We arrived in Santarem ridiculously early in the morning, at around 4am or something. Whilst everyone else was packing up their hammocks and gathering their things together, we decided to stay on the boat until they kicked us off. That occurred at 6, but at least by then the buses were running.
We grabbed a quick minibus into Santarem, then set about trying to get to Alter do Chao ... principally because that's what the Lonely Planet told us to do. To be fair, they weren't far wrong. Alter do Chao is stunning.
In our guide book it describes Alter do Chao as having white sand beaches on the Amazon river. When I read this I was not expecting too much. My idea of a "river beach" is a muddy slippery bank leading down to a small patch of sand, covered in bits of wood and the odd coke can. Nothing could be further from the truth, as you can see from these pictures.
The town itself is very small, and looks out on the picturesque, white sanded Ilha do Amor. It is also situated at the confluence of the Rio Amazonas (the famous Amazon) and two large tributeries - the Rio Tapejós and the Rio Arapiunes. All three of these rivers are enormous, looking more like lakes than rivers. In actual fact the very meeting of these great bodies of water has caused a real lake (Lago Verde) to be formed, also right next to Alter do Chao. The upshot is a lot of water, some lovely beaches, and a beautiful beautiful location.

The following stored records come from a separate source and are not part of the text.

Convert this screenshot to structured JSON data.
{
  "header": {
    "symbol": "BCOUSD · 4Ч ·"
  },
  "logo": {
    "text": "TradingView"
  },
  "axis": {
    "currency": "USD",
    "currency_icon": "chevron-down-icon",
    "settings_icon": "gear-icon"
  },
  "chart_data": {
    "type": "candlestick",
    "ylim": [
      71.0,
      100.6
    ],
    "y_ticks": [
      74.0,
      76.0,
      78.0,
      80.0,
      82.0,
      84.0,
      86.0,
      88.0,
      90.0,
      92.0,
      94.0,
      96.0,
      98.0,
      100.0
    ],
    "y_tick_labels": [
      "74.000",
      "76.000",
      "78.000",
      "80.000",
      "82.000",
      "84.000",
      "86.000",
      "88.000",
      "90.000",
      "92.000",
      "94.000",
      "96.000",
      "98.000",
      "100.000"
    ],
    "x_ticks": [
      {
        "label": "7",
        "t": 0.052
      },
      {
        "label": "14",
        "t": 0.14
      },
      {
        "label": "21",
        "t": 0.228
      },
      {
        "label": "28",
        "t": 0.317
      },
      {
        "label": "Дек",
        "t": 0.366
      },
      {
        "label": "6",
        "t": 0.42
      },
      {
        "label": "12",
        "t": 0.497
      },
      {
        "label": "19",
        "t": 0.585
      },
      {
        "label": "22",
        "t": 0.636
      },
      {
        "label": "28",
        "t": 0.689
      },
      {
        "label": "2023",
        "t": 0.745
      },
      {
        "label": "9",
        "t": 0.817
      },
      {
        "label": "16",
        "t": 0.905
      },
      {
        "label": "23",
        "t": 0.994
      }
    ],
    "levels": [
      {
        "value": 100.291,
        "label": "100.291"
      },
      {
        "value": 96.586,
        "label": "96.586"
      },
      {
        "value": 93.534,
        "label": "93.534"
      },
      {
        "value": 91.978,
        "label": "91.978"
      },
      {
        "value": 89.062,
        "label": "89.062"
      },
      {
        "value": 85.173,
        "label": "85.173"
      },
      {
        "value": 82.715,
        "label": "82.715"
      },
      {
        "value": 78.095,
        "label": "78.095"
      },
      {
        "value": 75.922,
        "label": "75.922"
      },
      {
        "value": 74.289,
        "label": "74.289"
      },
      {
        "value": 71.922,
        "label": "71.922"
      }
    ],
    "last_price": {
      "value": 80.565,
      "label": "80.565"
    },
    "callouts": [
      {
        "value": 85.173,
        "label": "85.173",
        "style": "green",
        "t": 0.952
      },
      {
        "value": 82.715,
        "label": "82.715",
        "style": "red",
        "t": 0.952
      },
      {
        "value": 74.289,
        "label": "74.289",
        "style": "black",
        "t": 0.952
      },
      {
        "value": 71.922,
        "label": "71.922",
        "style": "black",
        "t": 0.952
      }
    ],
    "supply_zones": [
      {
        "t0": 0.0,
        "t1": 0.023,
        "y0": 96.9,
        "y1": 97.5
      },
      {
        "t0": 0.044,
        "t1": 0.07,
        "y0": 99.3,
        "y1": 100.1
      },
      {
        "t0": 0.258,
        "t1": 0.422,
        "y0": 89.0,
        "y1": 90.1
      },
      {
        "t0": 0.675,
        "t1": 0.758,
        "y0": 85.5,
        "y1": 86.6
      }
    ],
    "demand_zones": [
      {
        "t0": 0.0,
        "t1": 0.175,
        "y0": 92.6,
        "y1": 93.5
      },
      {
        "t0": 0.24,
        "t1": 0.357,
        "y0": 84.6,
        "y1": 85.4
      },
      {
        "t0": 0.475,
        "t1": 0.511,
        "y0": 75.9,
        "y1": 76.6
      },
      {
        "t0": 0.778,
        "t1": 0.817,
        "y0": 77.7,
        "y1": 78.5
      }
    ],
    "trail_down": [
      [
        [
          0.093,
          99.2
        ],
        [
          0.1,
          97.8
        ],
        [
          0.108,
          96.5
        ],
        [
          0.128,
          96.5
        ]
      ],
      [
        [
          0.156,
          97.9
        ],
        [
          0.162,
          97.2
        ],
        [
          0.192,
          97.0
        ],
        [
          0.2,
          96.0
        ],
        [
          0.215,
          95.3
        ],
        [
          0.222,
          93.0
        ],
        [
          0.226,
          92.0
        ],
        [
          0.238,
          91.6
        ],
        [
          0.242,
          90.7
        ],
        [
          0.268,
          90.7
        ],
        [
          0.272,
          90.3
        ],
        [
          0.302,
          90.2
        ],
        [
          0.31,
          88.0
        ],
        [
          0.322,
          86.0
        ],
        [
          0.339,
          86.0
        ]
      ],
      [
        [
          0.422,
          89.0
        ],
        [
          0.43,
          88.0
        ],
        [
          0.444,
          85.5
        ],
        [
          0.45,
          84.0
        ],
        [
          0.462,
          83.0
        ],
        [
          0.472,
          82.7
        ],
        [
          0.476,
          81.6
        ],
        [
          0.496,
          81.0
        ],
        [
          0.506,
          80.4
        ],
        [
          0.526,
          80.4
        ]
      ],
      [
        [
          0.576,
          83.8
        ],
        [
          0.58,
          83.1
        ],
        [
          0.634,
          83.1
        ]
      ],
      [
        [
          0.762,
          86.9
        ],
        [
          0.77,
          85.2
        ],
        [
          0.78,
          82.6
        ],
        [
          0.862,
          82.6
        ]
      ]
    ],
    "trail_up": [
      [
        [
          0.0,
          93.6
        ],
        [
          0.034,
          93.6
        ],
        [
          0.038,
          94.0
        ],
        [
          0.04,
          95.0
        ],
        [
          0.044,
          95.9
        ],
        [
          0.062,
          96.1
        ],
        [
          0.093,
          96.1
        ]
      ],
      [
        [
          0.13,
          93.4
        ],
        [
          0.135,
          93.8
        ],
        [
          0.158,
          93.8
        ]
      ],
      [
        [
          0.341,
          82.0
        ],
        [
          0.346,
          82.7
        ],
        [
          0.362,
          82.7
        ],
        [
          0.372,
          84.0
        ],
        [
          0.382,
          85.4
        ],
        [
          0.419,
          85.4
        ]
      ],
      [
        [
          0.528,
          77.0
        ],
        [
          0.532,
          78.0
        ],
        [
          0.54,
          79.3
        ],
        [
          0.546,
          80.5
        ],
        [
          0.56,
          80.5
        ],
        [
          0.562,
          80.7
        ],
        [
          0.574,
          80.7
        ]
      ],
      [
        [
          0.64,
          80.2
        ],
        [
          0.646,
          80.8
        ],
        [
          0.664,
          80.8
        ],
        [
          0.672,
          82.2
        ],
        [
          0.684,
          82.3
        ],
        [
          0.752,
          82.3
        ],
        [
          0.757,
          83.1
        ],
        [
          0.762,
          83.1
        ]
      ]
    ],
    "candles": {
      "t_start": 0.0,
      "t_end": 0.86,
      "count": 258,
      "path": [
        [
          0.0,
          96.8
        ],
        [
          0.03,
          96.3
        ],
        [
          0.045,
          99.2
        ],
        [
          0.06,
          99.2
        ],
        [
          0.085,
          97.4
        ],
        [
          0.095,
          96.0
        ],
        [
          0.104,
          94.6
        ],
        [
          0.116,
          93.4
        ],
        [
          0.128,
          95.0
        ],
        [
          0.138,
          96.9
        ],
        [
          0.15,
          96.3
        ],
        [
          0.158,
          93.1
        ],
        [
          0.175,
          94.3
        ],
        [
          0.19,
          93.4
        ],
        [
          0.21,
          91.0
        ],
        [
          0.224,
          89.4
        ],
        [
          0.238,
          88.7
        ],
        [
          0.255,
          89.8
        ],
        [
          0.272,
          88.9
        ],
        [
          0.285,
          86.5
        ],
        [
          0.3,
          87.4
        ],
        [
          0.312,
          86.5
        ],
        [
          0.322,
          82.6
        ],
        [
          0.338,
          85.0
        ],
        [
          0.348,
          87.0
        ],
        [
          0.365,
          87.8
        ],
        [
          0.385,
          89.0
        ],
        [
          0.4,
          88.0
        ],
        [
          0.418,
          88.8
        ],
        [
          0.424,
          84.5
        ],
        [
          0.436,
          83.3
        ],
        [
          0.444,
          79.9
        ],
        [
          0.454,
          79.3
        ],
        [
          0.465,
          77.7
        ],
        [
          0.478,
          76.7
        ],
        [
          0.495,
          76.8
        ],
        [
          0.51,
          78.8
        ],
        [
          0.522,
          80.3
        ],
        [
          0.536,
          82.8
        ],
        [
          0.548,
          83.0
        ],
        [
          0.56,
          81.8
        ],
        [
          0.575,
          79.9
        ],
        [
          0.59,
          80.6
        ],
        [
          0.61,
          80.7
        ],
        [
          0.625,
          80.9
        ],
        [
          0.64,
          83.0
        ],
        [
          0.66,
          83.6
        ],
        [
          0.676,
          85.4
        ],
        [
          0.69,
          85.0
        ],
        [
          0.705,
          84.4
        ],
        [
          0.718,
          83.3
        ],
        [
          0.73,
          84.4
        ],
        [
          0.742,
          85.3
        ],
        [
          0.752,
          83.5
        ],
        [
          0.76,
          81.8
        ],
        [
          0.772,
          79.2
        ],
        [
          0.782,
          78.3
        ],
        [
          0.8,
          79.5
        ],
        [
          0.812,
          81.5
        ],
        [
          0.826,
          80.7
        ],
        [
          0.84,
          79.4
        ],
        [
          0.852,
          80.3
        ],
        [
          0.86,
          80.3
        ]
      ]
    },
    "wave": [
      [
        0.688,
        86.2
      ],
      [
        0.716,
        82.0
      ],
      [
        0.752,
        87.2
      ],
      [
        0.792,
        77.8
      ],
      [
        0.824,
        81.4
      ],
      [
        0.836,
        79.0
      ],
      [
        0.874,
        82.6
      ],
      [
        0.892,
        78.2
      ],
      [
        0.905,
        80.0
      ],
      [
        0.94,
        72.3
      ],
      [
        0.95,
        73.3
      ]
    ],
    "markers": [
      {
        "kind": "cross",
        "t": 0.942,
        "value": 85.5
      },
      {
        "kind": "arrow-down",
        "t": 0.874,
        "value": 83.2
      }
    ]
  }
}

We spent our first couple of days ooohing and aaahing at the scenery, lying on the beach and enjoying the best value for money room we've come across in Brazil ... it even had air con! We were happy people. Then, on the evening of the second day we thought we would experience the sun setting over the lake ... whilst on the lake. We rented a kayak for this purpose and headed out onto it.
The kayak however, turned out to be pretty unstable. Not only did it threaten to overturn us (complete with non-waterproof camera) at every stage, it also patently refused to go in the direction we paddled in. Even with both of us paddling on the left, the blasted thing would continue to veer over to the left, until we were going round and round in ever more ridiculous looking circles, much to the amusement of the locals watching from the shore. In the end I paddled while Liz steered, and we managed to get at least a little ways out into the lake. We then got tired and retired to a nearby beach ... which also gave fantastic views of the sun set fortunately.
After the sun set, rather than struggle back to the rental place in the dark, we beached the thing at the earliest opportunity and dragged it back. At least it was exercise! We then retired to a restaurant to try Pirarucu - the Amazon river's tasty resident fish.